AI Tracker filter examples
Available filters include:
Call participants, including specific users, teams, or managers
CRM filters for accounts, opportunities, contacts, or leads
Deal stage, either during the call or the current deal stage
Account type or account tier
Account industry
Opportunity type
Close date
Deal size
Call duration
Call type, including web conference, inbound, or outbound calls
Conversation engagement metrics such as talk ratio or questions asked
Use multiple filters for more precise targeting
Combining multiple filters helps narrow AI Tracker analysis to the most relevant conversations.
Example:
Enterprise accounts
Proposal-stage opportunities
AE team
This filter combination limits analysis to enterprise pricing conversations handled by account executives during proposal discussions.
Match filters to the AI Tracker purpose
The filter strategy should match the purpose of the AI Tracker.
Examples:
If an AI Tracker supports a specific sales play, filter to the deal stage where that sales play is relevant
If an AI Tracker is used for coaching a specific team, filter to that team’s calls
If an AI Tracker monitors a specific product, filter to opportunities associated with that product
Understand how filters apply to emails
Selecting both Calls and emails allows the AI Tracker to analyze email activity in addition to calls.
Most available filters also apply to emails, including:
CRM filters
Participants
Account name
Date
Scope
In combined call and email analysis, the Call title filter also applies to email subject lines.
The following filter categories only apply to calls:
Call info
Interaction during call
Questions
Webcam
Screen share
Collaboration
These filters do not affect email analysis.
Reduce unnecessary email analysis
Users with captured email activity may send large volumes of outbound emails.
AI Trackers configured for both calls and emails may analyze irrelevant email activity if filters are too broad.
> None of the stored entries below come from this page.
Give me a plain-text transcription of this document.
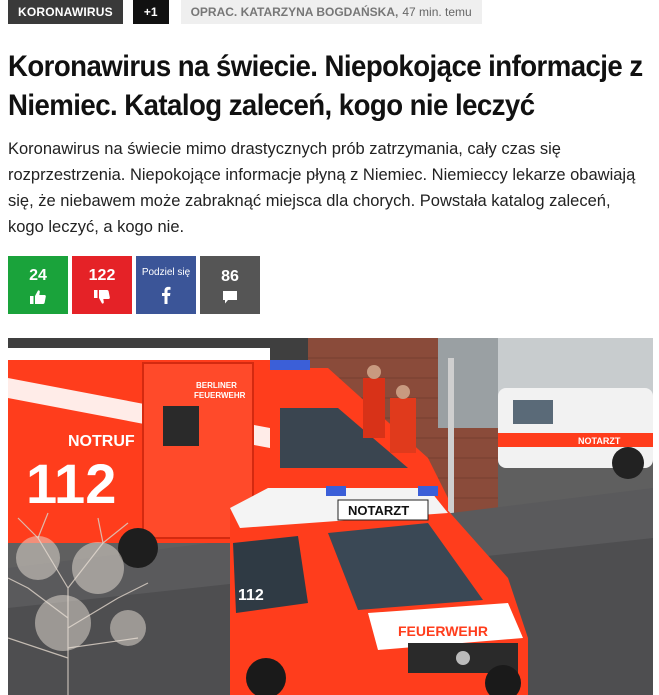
KORONAWIRUS	+1	OPRAC. KATARZYNA BOGDAŃSKA, 47 min. temu
Koronawirus na świecie. Niepokojące informacje z Niemiec. Katalog zaleceń, kogo nie leczyć

Koronawirus na świecie mimo drastycznych prób zatrzymania, cały czas się rozprzestrzenia. Niepokojące informacje płyną z Niemiec. Niemieccy lekarze obawiają się, że niebawem może zabraknąć miejsca dla chorych. Powstała katalog zaleceń, kogo leczyć, a kogo nie.

24	122	Podziel się 86
NOTARZT
NOTRUF
112
BERLINER
FEUERWEHR
NOTARZT
FEUERWEHR
112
To narrow the analysis scope, consider using filters such as:
Deal stage
Associated with an opportunity
These filters help reduce analysis on irrelevant email activity.
Review AI Trackers regularly
Business priorities and workflows change over time, and AI Trackers should be reviewed regularly.
Review AI Trackers quarterly to:
Remove outdated AI Trackers
Refine filters
Improve AI Tracker targeting
Reduce unnecessary analysis
Regular maintenance helps improve AI Tracker quality and optimize Gong credit consumption.